Democracy should not mean giving the reins to those with the loudest voice. But that certainly would explain the dismal state of gay rights in this country.

Comment Re:CGI scripts (Score 2, Insightful) 148

Sure, being able to click and drag an online map was neat when it first came out, but faster than clicking an arrow in the corner? Not for me... I'd rather have it move in whole, consistent, step sizes. And faster? Hell no! I sit around waiting several seconds for Google maps to load up, prompt after prompt to "keep waiting" or else any address you type in will get munged.

Wow.

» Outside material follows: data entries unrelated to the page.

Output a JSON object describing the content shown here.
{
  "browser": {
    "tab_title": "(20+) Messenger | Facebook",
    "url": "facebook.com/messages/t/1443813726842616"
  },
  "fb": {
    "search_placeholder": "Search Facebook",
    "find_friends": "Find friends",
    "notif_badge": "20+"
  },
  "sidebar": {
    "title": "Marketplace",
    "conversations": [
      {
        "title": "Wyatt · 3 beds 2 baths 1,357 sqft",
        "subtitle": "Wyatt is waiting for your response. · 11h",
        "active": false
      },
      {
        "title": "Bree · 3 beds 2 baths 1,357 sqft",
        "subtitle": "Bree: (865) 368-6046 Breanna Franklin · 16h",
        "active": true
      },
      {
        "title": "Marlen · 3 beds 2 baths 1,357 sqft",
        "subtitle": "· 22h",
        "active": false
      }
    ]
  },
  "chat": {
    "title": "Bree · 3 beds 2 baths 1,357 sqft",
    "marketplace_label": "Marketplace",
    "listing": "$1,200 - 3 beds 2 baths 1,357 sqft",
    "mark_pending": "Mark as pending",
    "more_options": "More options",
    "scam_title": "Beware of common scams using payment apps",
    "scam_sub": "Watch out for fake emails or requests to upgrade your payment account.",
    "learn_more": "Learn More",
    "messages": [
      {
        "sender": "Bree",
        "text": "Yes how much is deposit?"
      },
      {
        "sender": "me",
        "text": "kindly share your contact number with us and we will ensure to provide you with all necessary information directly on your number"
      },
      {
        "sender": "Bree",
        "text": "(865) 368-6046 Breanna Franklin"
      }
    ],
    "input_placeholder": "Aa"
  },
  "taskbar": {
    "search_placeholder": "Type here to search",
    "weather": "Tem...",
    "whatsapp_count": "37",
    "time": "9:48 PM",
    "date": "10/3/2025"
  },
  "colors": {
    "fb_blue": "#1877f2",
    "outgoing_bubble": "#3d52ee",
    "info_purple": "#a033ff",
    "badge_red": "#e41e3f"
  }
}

How's the weather back in 1998?

I've got a PC that I built for $300 in 2008, and two macbooks (the bottom of the line models. Not the Pro). They're all behind a perfectly average comcast cable modem. Running Google Chrome, google maps loads just as fast as any desktop app, on any and all of 'em. This is not a bleeding edge setup.

So... Is it your Pentium 2, or your 9600 baud modem that's holding you back?

You're right... AJAX doesn't run great on systems built before the turn of the century. If you don't like it, pick up a system that has more than 64 meg of ram. You have every right not to upgrade, but if you choose not to, you have no right to bitch.

The "everything should run on my Windows 95 machine" mindset drives me nuts. I bet driving your Model T on the interstate isn't much fun either.